Plus gros inconvénient : les règles changent selon les villes et peuvent évoluer (dérogations, périodes pédagogiques, durcissements).
À surveiller (exemple Paris/Grand Paris) : la Ville de Paris indique qu’au sein du périmètre ZFE (à l’intérieur de l’A86, A86 exclue), depuis le 1/01/2025 les véhicules “Non classés” et Crit’Air 5/4/3 ne peuvent pas circuler aux jours/horaires indiqués, et mentionne une période pédagogique prolongée jusqu’au 31/12/2026.[4]
À surveiller (partout en France) : les restrictions diffèrent selon les villes et les calendriers : vérifiez les règles locales et les outils officiels avant de signer, surtout si votre Transit Custom est diesel et/ou plus ancien.[5]
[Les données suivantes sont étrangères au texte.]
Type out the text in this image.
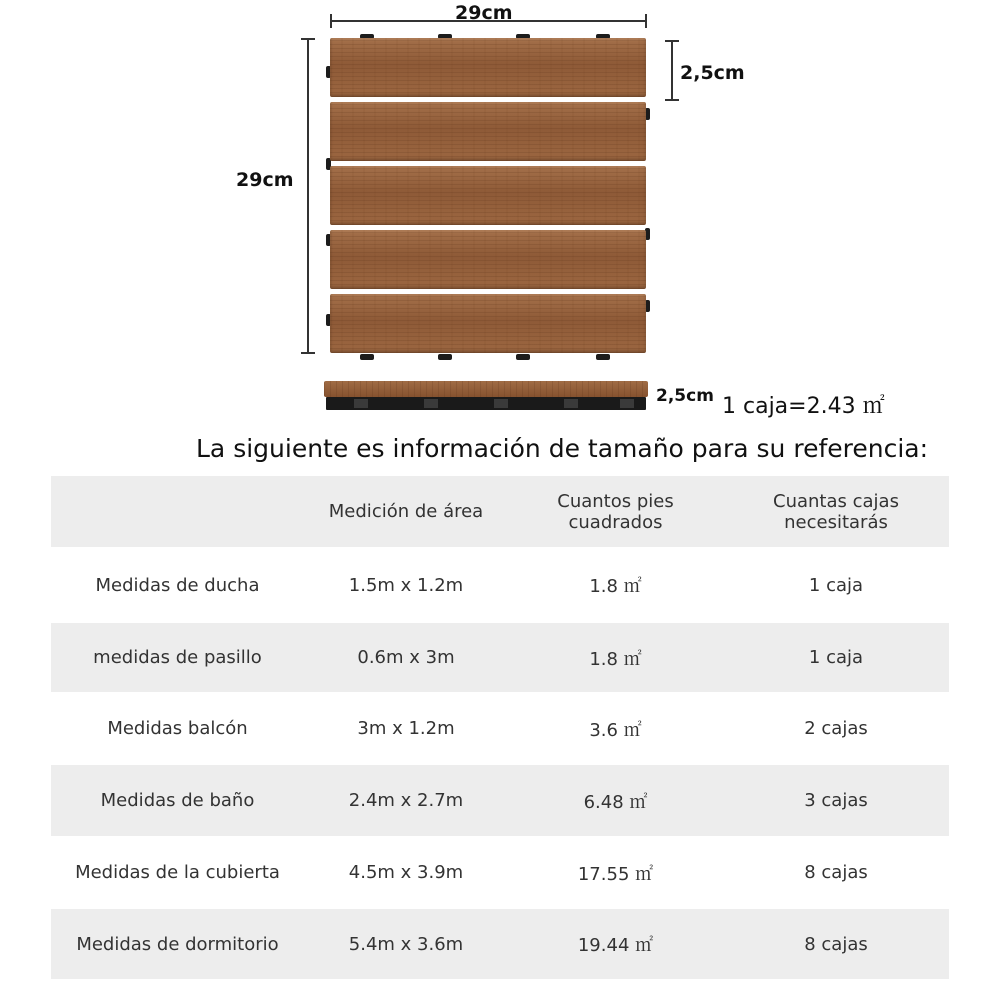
29cm
29cm
2,5cm
2,5cm 1 caja=2.43 ㎡
La siguiente es información de tamaño para su referencia:
	Medición de área	Cuantos pies cuadrados	Cuantas cajas necesitarás
Medidas de ducha	1.5m x 1.2m	1.8 ㎡	1 caja
medidas de pasillo	0.6m x 3m	1.8 ㎡	1 caja
Medidas balcón	3m x 1.2m	3.6 ㎡	2 cajas
Medidas de baño	2.4m x 2.7m	6.48 ㎡	3 cajas
Medidas de la cubierta	4.5m x 3.9m	17.55 ㎡	8 cajas
Medidas de dormitorio	5.4m x 3.6m	19.44 ㎡	8 cajas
Niveau d’effort : faible (5–10 min). Ce point est volatil : re-vérifiez juste avant achat.
Outils (secondaire) qui font gagner du temps
Pas obligatoire, mais utile si vous voulez être efficace en visite :
- Lampe frontale + petit miroir (dessous, coins sombres).
- Gants, chiffon blanc (fuites, niveaux).
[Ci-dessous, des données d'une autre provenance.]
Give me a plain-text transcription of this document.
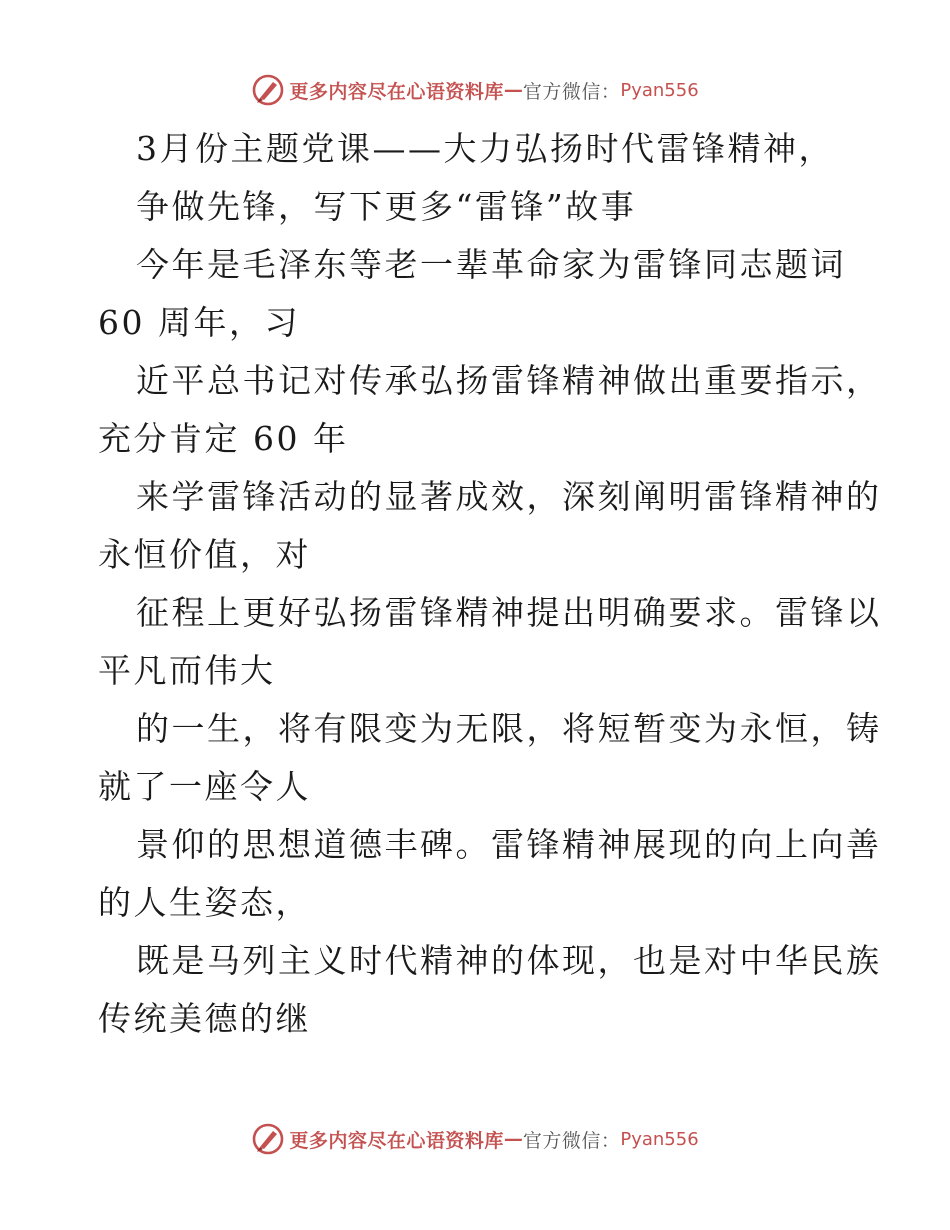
更多内容尽在心语资料库 — 官方微信： Pyan556
3月份主题党课——大力弘扬时代雷锋精神，
争做先锋，写下更多“雷锋”故事
今年是毛泽东等老一辈革命家为雷锋同志题词
60 周年，习
近平总书记对传承弘扬雷锋精神做出重要指示，
充分肯定 60 年
来学雷锋活动的显著成效，深刻阐明雷锋精神的
永恒价值，对
征程上更好弘扬雷锋精神提出明确要求。雷锋以
平凡而伟大
的一生，将有限变为无限，将短暂变为永恒，铸
就了一座令人
景仰的思想道德丰碑。雷锋精神展现的向上向善
的人生姿态，
既是马列主义时代精神的体现，也是对中华民族
传统美德的继
更多内容尽在心语资料库 — 官方微信： Pyan556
- Manomètre (pression pneus) et jauge profondeur de sculpture si vous en avez.
- Lecteur OBD basique (à utiliser comme indicateur, pas comme verdict).
Ce qui peut changer (à vérifier avant de signer)
- Rappels : de nouvelles campagnes peuvent apparaître après votre visite.
- ZFE : calendrier, dérogations et sanctions varient selon les collectivités.
- Tarifs de contrôle technique : ils dépendent du centre et de votre zone.
Pour vérifier sur des sources officielles : rappels (RappelConso), règles ZFE (collectivités/Service-Public), tarifs CT (prix.conso.gouv.fr).[1], [5], [6]
Meilleurs choix selon votre scénario
Vous achetez à un particulier (ou une annonce “prix cassé”)
Priorités : 2 (HistoVec) → 3 (CT + antipollution) → 1 (rappels) → 6 (moteur à froid).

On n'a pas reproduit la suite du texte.